I built a Game Boy emulator in F#

(nickkossolapov.github.io)

106 points | by elvis70 2 hours ago

13 comments

  • debugnik 1 hour ago
    Cool to see F# here! Emulators are a great way to learn a language. On first sight you chose well between more or less idiomatic F# for each job.

    Some low hanging fruit to reduce allocations: the discriminated unions in Instructions.fs could be [<Struct>], reusing field names to reuse internal fields.

    Also, minor nitpick but I'm confused about some of the registers. They are already of type byte, the setters with `a &&& 0xFFuy` don't add anything over `member val A = 0uy with get, set`. I'm guessing this changed over time.

  • cermicelli 2 hours ago
    Finally someone putting in actual human effort to learn something, and not a LLM helped me build X in Y minutes.

    There is some hope for humanity after all I suppose.

    • hectdev 1 hour ago
      It's always going to exist. People still build things with hand tools in the year 2026. Let's call it Artisanal Coding.
      • raddan 59 minutes ago
        Even if you use AI, there's a certain point where it's not clear that an AI would make you faster. F# is my favorite language, and I've been programming in it so long (since 2012) that I feel like I think in F#. Asking an AI for something can be faster if I can state my requirements informally; but if I need to specify many things precisely to an AI... why not just write the code in F#? Part of the beauty of good functional designs is that they are declarative, not imperative, so in some sense you're really just stating what you want, at finer and finer granularities, until what you want is trivial.

        Even when I want code written in a different language (e.g., C/C++), I often still start by making a prototype in F#. This helps me nail down the logic without having to worry about things like allocation or layouts. Perhaps I could ask an AI to do this second step for me, and then use the F# implementation as an oracle. Anyway.

        • hectdev 55 minutes ago
          I'm of the mindset that you can use AI however you want to get the speed improvements you're looking for. Personally, I use Agile methods to incrementally implement manually testable features, refine and debug, then commit. Then I use another chat/agent to keep tabs of the overall progress (giving it a summary from the agent that did the work), and then move to the next task by asking the coordinator to draft a prompt for the next bit of work I describe.
      • MarsIronPI 10 minutes ago
        But it already has a name; this noble art is called "programming", or better yet: "hacking".
  • z500 2 hours ago
    That's so cool! I love F#, but I wrote a little Smalltalk interpreter in it and I can confirm it isn't exactly a speed demon for that kind of thing if you use it as intended lol
    • tombert 2 hours ago
      I've found that with F#, I get better performance if I do dumb imperative stuff, but keep the side effects within a function.
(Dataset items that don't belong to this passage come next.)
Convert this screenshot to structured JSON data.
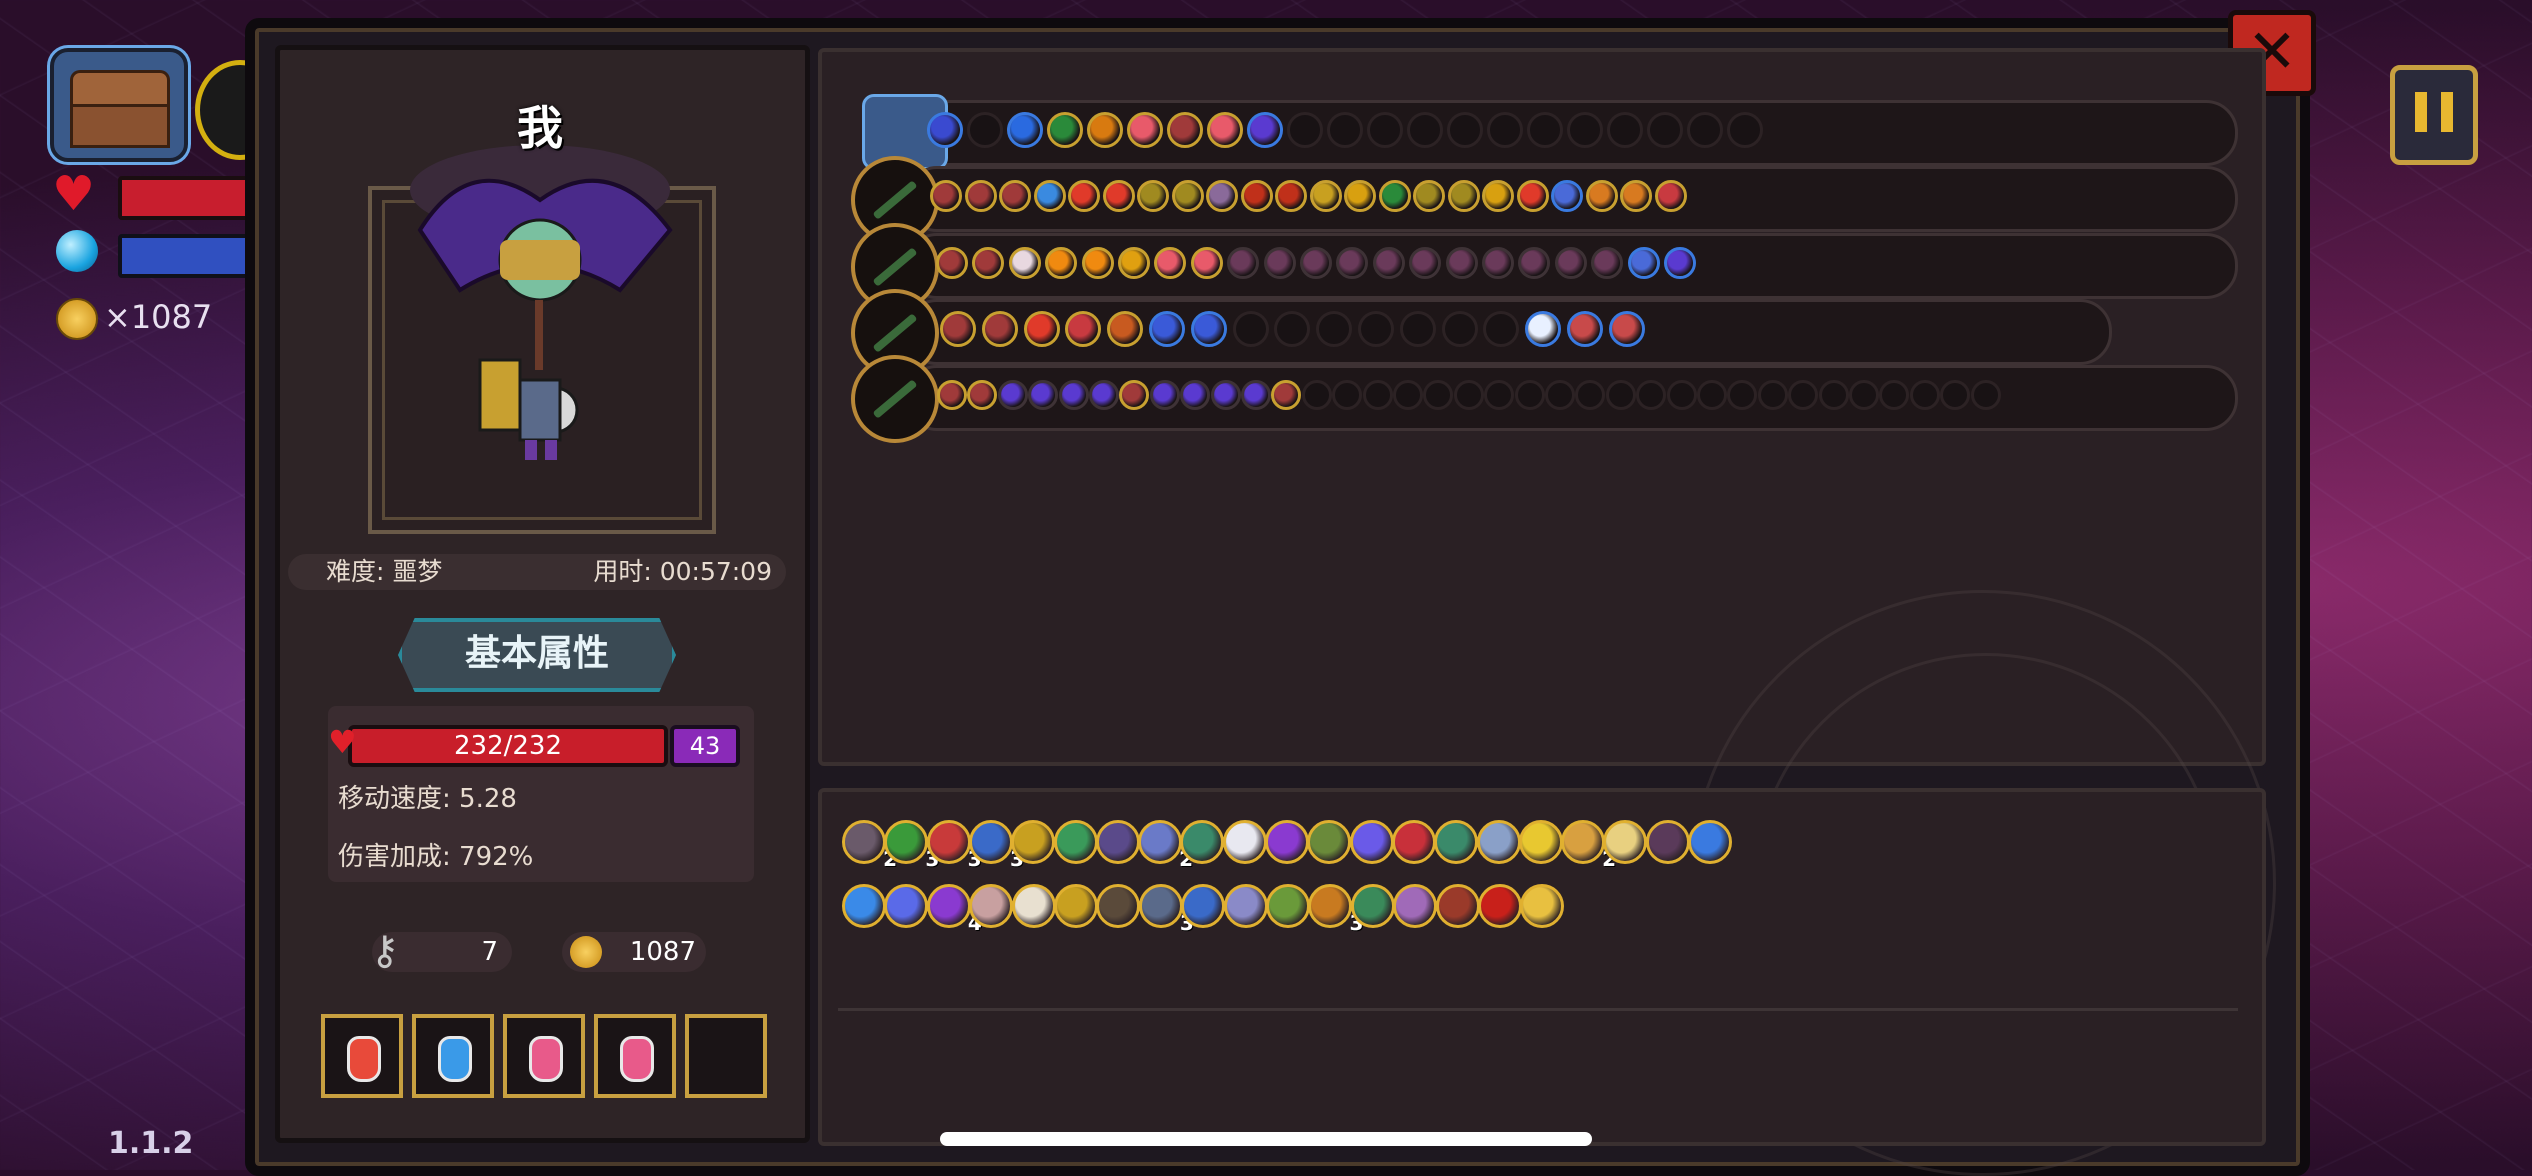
{
  "hud": {
    "coins": "×1087",
    "version": "1.1.2"
  },
  "character": {
    "name": "我",
    "difficulty": "难度: 噩梦",
    "time": "用时: 00:57:09",
    "section_title": "基本属性",
    "hp": "232/232",
    "armor": "43",
    "move_speed": "移动速度: 5.28",
    "damage_bonus": "伤害加成: 792%",
    "keys": "7",
    "gold": "1087"
  },
  "colors": {
    "accent_gold": "#c8a040",
    "hp_red": "#c81e2a",
    "mana_blue": "#3050c0",
    "armor_purple": "#8a2ab8",
    "teal": "#2a8a9a"
  },
  "icons": [
    "chest-icon",
    "close-icon",
    "pause-icon",
    "heart-icon",
    "mana-orb-icon",
    "coin-icon",
    "key-icon",
    "potion-icon",
    "weapon-icon"
  ],
  "potions": [
    "red",
    "blue",
    "pink",
    "pink",
    "empty"
  ],
  "weapon_rows": [
    {
      "slots": [
        "spiral",
        "empty",
        "vial",
        "rainbow",
        "burst",
        "flower",
        "heart",
        "flower",
        "wing",
        "empty",
        "empty",
        "empty",
        "empty",
        "empty",
        "empty",
        "empty",
        "empty",
        "empty",
        "empty",
        "empty",
        "empty"
      ]
    },
    {
      "slots": [
        "heart",
        "heart",
        "heart",
        "arrow",
        "bomb",
        "bomb",
        "rune",
        "rune",
        "scroll",
        "eye",
        "eye",
        "chest",
        "up",
        "rainbow",
        "rune",
        "rune",
        "up",
        "bomb",
        "star",
        "claw",
        "claw",
        "tri"
      ]
    },
    {
      "slots": [
        "heart",
        "heart",
        "skull",
        "sun",
        "sun",
        "dash",
        "flower",
        "flower",
        "spike",
        "spike",
        "spike",
        "spike",
        "spike",
        "spike",
        "spike",
        "spike",
        "spike",
        "spike",
        "spike",
        "star",
        "wing"
      ]
    },
    {
      "slots": [
        "heart",
        "heart",
        "bomb",
        "tri",
        "bow",
        "gem",
        "gem",
        "empty",
        "empty",
        "empty",
        "empty",
        "empty",
        "empty",
        "empty",
        "shield",
        "rock",
        "rock"
      ]
    },
    {
      "slots": [
        "heart",
        "heart",
        "wing",
        "wing",
        "wing",
        "wing",
        "heart",
        "wing",
        "wing",
        "wing",
        "wing",
        "heart",
        "empty",
        "empty",
        "empty",
        "empty",
        "empty",
        "empty",
        "empty",
        "empty",
        "empty",
        "empty",
        "empty",
        "empty",
        "empty",
        "empty",
        "empty",
        "empty",
        "empty",
        "empty",
        "empty",
        "empty",
        "empty",
        "empty",
        "empty"
      ]
    }
  ],
  "item_counts": {
    "row1": [
      "2",
      "3",
      "3",
      "3",
      "",
      "",
      "",
      "2",
      "",
      "",
      "",
      "",
      "",
      "",
      "",
      "",
      "",
      "2",
      "",
      "",
      ""
    ],
    "row2": [
      "",
      "",
      "4",
      "",
      "",
      "",
      "",
      "3",
      "",
      "",
      "",
      "3",
      "",
      "",
      "",
      "",
      ""
    ]
  }
}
At that point, the functions can basically be "pure" but you can get decent speed.

      For example, I usually like using the `Map` data structure, and that's a pretty neat immutable structure and is usually fine for most stuff, but when performance becomes critical, it's easy enough to break into a boring imperative loop with a regular hash map. If I keep everything contained into one function, I usually can avoid feeling super dirty about it.
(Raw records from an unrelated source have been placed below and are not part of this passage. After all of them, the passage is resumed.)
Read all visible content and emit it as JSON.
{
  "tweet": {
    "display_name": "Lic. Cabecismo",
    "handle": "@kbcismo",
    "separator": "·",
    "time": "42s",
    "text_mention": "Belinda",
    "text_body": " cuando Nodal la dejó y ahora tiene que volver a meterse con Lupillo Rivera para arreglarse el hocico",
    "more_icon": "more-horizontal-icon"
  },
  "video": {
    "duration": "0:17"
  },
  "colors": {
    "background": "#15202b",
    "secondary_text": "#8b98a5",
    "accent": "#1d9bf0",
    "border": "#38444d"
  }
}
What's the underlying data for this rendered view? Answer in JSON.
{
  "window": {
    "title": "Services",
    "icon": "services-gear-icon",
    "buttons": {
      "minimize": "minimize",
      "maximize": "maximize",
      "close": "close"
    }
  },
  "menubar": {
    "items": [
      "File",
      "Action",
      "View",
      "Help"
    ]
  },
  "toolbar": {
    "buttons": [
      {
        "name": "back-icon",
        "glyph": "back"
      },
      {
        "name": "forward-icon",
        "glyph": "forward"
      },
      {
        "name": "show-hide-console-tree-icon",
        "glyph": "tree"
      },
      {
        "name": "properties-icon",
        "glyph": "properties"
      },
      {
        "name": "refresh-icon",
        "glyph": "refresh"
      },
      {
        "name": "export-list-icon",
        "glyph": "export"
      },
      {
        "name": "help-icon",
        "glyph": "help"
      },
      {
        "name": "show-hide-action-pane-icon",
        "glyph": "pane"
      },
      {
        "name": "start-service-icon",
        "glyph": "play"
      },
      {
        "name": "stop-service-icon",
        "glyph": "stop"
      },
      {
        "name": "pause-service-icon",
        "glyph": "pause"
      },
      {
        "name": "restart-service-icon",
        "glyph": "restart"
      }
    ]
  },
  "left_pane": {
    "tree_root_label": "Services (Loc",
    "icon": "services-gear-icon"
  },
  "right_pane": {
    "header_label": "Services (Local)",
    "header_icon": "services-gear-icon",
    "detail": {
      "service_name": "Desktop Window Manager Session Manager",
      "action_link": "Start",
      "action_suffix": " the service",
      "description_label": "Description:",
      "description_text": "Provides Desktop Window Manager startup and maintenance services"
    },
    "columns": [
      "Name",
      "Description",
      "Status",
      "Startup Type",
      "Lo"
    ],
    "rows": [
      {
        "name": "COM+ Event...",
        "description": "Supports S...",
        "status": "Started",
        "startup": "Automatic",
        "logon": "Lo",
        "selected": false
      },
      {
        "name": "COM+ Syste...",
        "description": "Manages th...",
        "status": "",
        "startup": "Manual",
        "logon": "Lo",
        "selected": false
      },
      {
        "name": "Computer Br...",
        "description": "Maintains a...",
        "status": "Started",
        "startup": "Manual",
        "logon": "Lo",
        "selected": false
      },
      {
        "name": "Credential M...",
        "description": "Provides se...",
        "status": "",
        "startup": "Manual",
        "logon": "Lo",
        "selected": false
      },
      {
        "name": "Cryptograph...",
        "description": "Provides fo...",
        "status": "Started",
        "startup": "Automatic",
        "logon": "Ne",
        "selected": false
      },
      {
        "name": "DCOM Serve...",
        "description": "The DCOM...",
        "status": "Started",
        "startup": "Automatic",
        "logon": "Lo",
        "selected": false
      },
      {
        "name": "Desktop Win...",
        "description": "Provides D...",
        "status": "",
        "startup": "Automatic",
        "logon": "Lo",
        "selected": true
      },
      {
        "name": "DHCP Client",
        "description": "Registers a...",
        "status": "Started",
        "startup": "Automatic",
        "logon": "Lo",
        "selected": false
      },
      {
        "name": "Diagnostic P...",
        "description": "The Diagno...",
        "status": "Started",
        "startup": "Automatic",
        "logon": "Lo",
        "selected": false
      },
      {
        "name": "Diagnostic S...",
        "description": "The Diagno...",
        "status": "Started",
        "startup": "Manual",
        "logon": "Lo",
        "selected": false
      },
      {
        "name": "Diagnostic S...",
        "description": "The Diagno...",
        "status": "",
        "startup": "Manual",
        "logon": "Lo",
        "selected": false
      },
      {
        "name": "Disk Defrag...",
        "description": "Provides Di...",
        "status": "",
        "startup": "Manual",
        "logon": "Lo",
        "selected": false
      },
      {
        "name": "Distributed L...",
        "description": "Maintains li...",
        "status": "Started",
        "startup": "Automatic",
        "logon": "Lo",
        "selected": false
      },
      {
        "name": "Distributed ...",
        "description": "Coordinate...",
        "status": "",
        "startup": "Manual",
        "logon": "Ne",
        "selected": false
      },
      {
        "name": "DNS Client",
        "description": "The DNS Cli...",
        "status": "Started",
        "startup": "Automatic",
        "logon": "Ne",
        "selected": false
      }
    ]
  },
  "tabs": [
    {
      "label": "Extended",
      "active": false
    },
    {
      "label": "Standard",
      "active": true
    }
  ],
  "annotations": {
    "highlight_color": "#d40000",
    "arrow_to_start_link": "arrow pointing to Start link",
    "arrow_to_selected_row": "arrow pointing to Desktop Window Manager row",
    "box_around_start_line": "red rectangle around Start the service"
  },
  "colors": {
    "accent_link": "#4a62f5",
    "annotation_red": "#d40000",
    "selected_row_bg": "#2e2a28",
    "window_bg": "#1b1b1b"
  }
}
      • ragnese 1 hour ago
        Yes! That's exactly how you should do it while working with a language that doesn't have a compiler that will aggressively analyze, and rewrite and optimize your code for you. (So, most languages with "heavy runtimes" that support a bunch of dynamic stuff and JITs)

        There are basically two points to programming with immutable-first data. One, eliminate certain classes of data race concurrency bugs. Two, less mutable state in a given context makes it easier to reason about.

        So, if you're inside a function scope and you aren't launching any concurrent operations from inside that function, you don't have to worry about benefit #1. If you're inside a function (and you're not reaching out for global mutable state), then the context you need to keep in your working memory is likely fairly small, so a few local mutable variables doesn't significantly harm "understandability" of the implementation (in most cases). So, you really don't have to worry about #2, either. Make your functions black boxes with solid "APIs" (type signatures), and let the inside do whatever it needs to make it work the best.

        Just because premature optimization is the root of all evil, it doesn't mean we need to jump right to premature pessimization...

        • tombert 28 minutes ago
          Yeah, and even if you need concurrency/parallelism within the function, it can be forgivable to use ConcurrentDictionary or ConcurrentBag or one of the many, many other thread safe mutable data structures built directly into .NET.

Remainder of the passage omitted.